Monday, May 23, 2016

It’s time to go, books on the shelf 211/365



Again and again I learn that the best way to have time in my day for silence, solitude and simplicity is to complete a household task first. Soooo boring, so true. This morning I divvied up a shelf of books: a bag for my daughter’s yard sale, a bag to give to some minister friends, and the final third back on the shelf, either to read or just keep for a while.

Tuesday, April 19, 2016

It’s time to go, volumes of old books: 210/365






     Many of us have sets of books from long ago. Ours were handed down by my in-laws. All with works of James Fenimore Cooper, (as well as William Shakespeare and George Elliot). As I boxed the volumes (there must have been 40volumes but I didn’t count) I thought of these prolific authors, writing long-hand--no computer, no multiple drafts. It was a different way back then with pen in hand, Cooper in the nineteenth century, Shakespeare in the sixteenth and early seventeenth.
     We will store these books in the barn until our son takes them away to hand down to his children. Meanwhile, the shelves are empty, ready to be filled with a few books we are not ready to get rid of yet.  

Friday, March 25, 2016

Arcane tax returns, it’s time to go. 209/365



     From the attic I brought down file-upon-file upon-file box of income tax statements for my husband to sort out and hopefully let go of. He earned a Grade A. We don’t need tax returns from 1997. Or do we? He asks.  You never know. But, gratefully he sorted,  bagged, and put them in the garage, ready for the shredder or the dump.




 Once they are in the garage, I figure they are beyond my responsibility. The plastic file boxes, left over from my teaching days, are also out of my jurisdiction. 

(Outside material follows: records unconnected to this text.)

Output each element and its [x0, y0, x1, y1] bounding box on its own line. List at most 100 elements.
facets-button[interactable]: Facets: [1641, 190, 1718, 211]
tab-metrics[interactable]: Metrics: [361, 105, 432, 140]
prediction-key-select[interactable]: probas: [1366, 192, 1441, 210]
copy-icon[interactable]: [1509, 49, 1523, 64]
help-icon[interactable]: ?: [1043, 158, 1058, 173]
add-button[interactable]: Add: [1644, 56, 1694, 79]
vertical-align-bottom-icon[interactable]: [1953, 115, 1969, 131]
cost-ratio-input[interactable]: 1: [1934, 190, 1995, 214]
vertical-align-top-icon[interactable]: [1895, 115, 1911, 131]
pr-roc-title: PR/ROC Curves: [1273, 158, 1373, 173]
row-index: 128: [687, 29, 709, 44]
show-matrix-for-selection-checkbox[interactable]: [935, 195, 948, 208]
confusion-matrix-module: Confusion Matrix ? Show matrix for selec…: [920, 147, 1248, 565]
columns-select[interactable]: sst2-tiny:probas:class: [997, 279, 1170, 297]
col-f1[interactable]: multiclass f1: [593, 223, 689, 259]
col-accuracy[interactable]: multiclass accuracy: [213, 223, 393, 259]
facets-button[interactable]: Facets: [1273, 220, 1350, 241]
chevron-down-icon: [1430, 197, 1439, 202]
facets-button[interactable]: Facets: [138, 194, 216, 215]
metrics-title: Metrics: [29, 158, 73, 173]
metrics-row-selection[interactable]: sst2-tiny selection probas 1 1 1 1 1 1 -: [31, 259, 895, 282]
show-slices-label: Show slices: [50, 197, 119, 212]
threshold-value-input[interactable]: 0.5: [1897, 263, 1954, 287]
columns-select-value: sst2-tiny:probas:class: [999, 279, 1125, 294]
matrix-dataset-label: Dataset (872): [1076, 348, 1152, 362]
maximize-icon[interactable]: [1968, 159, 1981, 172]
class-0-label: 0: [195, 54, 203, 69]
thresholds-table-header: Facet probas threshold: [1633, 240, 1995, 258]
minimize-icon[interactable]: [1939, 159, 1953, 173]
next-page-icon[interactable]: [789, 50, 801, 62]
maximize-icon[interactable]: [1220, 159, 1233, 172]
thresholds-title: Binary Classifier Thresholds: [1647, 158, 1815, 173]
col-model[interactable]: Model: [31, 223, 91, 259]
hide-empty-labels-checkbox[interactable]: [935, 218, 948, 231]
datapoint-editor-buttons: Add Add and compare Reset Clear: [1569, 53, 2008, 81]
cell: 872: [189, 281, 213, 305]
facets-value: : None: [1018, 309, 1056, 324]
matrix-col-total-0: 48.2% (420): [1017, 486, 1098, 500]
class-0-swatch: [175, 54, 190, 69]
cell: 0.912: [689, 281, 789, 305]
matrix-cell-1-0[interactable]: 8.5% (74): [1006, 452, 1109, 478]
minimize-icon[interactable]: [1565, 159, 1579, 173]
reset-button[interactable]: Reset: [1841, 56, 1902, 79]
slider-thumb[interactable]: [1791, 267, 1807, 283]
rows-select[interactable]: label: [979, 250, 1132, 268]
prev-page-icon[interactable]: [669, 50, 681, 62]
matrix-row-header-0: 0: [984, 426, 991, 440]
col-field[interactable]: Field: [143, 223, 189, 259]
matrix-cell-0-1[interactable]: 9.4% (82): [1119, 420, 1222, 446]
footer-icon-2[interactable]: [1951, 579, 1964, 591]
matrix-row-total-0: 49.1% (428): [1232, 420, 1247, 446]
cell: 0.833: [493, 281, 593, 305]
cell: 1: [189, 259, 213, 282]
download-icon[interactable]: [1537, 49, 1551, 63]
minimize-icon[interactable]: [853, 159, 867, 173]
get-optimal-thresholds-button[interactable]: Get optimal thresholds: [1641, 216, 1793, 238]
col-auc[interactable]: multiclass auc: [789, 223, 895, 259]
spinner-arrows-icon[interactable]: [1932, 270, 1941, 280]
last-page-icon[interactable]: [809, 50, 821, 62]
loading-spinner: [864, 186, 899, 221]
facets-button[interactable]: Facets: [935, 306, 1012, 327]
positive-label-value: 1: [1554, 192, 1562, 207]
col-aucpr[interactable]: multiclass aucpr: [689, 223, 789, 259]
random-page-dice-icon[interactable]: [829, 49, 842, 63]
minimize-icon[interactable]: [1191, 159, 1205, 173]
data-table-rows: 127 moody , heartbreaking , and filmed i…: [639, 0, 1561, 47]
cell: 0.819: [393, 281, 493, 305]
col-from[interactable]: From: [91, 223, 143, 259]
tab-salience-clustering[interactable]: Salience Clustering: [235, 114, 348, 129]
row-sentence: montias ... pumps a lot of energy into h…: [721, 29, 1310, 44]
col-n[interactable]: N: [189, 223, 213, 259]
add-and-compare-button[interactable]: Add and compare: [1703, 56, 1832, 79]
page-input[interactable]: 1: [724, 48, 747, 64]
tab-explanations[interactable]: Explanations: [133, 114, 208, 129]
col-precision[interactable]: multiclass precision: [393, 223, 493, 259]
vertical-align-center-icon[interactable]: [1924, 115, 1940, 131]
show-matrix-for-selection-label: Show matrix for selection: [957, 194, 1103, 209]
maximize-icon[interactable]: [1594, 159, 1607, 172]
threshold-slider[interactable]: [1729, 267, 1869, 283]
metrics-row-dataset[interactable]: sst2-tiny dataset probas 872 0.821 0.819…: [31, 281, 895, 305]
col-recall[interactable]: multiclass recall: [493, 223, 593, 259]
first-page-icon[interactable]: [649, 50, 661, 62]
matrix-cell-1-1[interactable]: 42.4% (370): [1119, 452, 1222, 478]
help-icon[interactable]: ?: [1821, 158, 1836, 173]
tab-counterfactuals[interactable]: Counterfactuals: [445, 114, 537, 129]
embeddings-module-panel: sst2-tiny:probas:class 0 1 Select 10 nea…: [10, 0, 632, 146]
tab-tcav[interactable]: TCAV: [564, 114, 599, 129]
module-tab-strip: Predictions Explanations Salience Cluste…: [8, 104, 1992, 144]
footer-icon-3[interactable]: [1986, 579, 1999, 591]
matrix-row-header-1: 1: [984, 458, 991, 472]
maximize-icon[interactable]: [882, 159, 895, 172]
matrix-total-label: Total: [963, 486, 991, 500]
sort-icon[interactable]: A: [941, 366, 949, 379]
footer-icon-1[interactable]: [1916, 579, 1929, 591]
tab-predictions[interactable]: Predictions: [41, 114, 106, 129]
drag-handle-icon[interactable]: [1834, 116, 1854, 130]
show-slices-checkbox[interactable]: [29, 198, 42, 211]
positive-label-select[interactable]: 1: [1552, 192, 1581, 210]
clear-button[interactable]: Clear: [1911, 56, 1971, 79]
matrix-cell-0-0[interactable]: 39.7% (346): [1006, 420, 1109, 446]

     One big file box remains and up to the attic it will go.

 
   

Friday, February 19, 2016

t’s time to go, a few more books: 208/365


I
    So far I’m doing a noble job just going through my stuff and leaving my husband’s for him to purge when he so chooses. Today, however, when I tried to get rid of an old book, I learned that he’s not ready yet.
    “What’s this?” he asked.
    “Some old book. Do you want to get rid of it?”
    “Oh, no. It’s fascinating. I’m going to read it.”
    All I can say is that when I finish with my stuff, he’d better watch out. Lucky for him, that won’t be for a loooong while.

    
 






    Today was meager pickings. I chose the bookshelf in the hall, only to discover that except for “Mrs. Piggle-Wiggle”, which I couldn’t possibly let go of, and the set of “Queen Lucia” books by E.F.Benson, which my mother-in-law trusted me to pass down the generations, all the books were my husband’s golf books.